Erschienen 2019 bei Diogenes
Sprache: Deutsch
288 Seiten
ISBN 978-3-257-60948-6

Kurztext / Annotation

Seine Stimme füllte Konzertsäle, betörte die Damenwelt, eroberte in Deutschland, Europa, Amerika ein Millionenpublikum. Joseph Schmidt, Sohn orthodoxer Juden aus Czernowitz, hat es weit gebracht. 1942 aber gelten Kunst und Ruhm nichts mehr. Auf der Flucht vor den Nazis strandet der berühmte Tenor, krank, erschöpft, als einer unter Tausenden an der Schweizer Grenze. Wird er es sicher auf die andere Seite schaffen?

Lukas Hartmann, geboren 1944 in Bern, studierte Germanistik und Psychologie. Er war Lehrer, Journalist und Medienberater. Heute lebt er als freier Schriftsteller in Spiegel bei Bern und schreibt Bücher für Erwachsene und für Kinder. Er ist einer der bekanntesten Autoren der Schweiz und steht mit seinen Romanen, zuletzt Ein Bild von Lydia

Textauszug

1

G egen Ende September konnten im Süden die Abende, auch auf achthundertfünfzig Meter über Meer, noch angenehm warm sein. Darum hatte sich die Gruppe bis zum Dunkelwerden draußen im Garten unterhalten, ein wenig Schafkäse und Brot vom Vortag gegessen, sich gegenseitig vom Landwein eingeschenkt. Ein paar Flaschen waren schon leer. Aus einem Keller in der Nähe roch es nach Trester, der Duft der letzten Rosen lag in der Luft, irgendwo raschelte etwas im Herbstlaub. Eine Eidechse, dachte der Sänger. Er hatte zu den Fluchtrouten, die am Tisch erwogen wurden, kaum etwas gesagt, sein geographisches Vorstellungsvermögen war gering, er hatte sich bloß ab und zu geräuspert, er wusste ja, wie heiser seine Stimme inzwischen war, und schämte sich deswegen. In Clermont-Ferrand würden Helfer auf sie warten, anderswo auch, das Netz der Résistance war mittlerweile erprobt. Er wehrte die Mücken ab, die um seine Ohren sirrten, diesen Ton ertrug er schlecht, zudem brachte die Nacht einen kühleren Hauch auf die Haut.

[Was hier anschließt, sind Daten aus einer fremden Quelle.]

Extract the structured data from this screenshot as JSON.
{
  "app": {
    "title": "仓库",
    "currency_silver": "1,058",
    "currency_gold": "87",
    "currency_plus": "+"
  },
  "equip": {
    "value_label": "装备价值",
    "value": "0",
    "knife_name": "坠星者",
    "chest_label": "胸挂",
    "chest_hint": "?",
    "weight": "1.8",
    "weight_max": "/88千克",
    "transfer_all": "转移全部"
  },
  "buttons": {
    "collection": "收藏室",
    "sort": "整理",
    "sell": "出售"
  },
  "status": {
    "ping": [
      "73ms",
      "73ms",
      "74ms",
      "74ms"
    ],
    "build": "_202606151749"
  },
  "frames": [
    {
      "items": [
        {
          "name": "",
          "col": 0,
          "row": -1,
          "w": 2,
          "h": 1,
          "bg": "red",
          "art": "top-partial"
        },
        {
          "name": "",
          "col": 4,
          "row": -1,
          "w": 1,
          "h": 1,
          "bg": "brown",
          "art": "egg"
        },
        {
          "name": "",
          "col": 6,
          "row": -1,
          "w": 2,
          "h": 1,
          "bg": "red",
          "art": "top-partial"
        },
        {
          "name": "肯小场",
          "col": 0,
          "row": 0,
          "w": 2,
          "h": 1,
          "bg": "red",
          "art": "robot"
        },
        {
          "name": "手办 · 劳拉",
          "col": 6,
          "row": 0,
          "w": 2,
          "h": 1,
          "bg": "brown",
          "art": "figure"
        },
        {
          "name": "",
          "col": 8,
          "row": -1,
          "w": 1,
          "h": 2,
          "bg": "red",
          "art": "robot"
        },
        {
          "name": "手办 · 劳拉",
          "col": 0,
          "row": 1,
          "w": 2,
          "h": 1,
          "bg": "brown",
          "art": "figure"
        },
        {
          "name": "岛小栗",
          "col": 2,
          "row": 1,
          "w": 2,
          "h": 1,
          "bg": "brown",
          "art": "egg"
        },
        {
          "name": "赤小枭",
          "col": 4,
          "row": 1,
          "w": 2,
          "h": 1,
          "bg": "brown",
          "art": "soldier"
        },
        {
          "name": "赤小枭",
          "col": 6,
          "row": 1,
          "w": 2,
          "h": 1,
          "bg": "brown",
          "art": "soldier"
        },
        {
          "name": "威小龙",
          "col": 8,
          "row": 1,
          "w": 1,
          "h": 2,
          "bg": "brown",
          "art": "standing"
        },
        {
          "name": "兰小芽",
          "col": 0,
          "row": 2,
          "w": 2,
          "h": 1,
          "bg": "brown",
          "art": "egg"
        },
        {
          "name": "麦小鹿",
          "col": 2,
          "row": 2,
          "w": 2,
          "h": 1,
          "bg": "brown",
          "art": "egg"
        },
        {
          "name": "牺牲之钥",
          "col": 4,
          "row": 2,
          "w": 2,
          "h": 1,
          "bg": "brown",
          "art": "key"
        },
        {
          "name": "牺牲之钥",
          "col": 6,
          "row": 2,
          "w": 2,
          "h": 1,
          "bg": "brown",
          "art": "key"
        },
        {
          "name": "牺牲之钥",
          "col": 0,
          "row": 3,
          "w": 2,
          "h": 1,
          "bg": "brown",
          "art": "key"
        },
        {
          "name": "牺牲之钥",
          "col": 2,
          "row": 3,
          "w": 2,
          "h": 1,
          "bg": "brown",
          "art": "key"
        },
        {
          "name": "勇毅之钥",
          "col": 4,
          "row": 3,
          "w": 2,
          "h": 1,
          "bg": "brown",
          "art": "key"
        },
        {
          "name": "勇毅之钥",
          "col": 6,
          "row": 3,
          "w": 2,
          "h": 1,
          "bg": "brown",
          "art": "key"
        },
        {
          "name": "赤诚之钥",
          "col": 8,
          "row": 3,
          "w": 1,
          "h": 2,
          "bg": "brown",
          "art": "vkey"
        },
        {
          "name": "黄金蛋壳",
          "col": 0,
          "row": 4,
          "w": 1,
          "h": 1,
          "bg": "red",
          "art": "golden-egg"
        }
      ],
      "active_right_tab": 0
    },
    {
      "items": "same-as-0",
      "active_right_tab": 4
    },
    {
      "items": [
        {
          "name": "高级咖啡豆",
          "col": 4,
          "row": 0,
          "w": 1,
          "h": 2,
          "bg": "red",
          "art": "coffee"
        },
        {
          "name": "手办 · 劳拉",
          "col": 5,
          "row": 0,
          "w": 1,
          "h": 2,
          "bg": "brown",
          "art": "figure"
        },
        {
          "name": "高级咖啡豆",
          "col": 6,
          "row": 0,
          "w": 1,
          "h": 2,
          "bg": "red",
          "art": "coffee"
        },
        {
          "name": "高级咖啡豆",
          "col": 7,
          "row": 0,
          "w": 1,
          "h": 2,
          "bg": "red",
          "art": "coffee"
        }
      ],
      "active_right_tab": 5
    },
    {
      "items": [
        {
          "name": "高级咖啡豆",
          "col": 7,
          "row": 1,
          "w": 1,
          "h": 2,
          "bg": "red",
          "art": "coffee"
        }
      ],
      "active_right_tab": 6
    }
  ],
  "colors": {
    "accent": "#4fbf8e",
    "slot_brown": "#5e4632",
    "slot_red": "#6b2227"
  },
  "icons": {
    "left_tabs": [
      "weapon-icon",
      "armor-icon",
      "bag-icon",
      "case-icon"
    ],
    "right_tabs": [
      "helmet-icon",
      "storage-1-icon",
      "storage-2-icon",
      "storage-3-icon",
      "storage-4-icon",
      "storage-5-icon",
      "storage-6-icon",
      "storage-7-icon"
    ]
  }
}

"Du singst uns doch etwas zum Abschied, Jossele", sagte Lucie, die Hausherrin. Sie bat die Gäste ins Innere des Hauses, in den Salon, wo das Klavier stand.

Schmidt spürte, wie abgekämpft er war, doch er folgte Lucies Wunsch und ging mit Mühe über die drei Steinstufen hinein, aber stützen ließ er sich nicht. Drinnen hatte Lucie, zusammen mit Selma, die ihn auf der Flucht begleiten würde, ein paar Kerzen angezündet, die Gäste hatten sich im Halbkreis gesetzt, um ihm ein letztes Mal zuzuhören. Lucie mit dem dunklen Lockenhaar, Selma die Sanftmütig-Helle, und doch hätten es Schwestern sein können. Er schraubte den Stuhl herunter, so dass seine Füße die Pedale erreichen konnten. Ob die Stimme ihm gehorchen würde, wusste er nicht, aber er wollte es versuchen, und schon lange war ihm klar gewesen, dass er als Letztes in der Villa Phoebus, die nun ein paar Wochen seine Zuflucht gewesen war, die Elegie von Massenet vortragen würde. Etwas Passenderes gab es nicht für diese Stunde. Er spielte, ohne in die Runde zu blicken, die Einleitung. Das Klavier war leicht verstimmt, das obere G zu hoch, das durf te ihn jetzt nicht stören. Die ersten Akkorde, dieser Abstieg in Halbtönen, erklangen, eigentlich hätte ein Cello sie spielen müssen, aber die Töne unter seinen Fingern klangen sanft, so wie es sein musste. Dann setzte er mit seiner Tenorstimme ein und staunte, wie gut sie trotz aller Beschwerden klang, wie die Trauer gleichsam durch sie schimmerte. Er sang die französische Version wie bei seinem letzten Konzert in Avignon, vor einem knappen halben Jahr, es war ihm untersagt gewesen, auf Deutsch zu singen.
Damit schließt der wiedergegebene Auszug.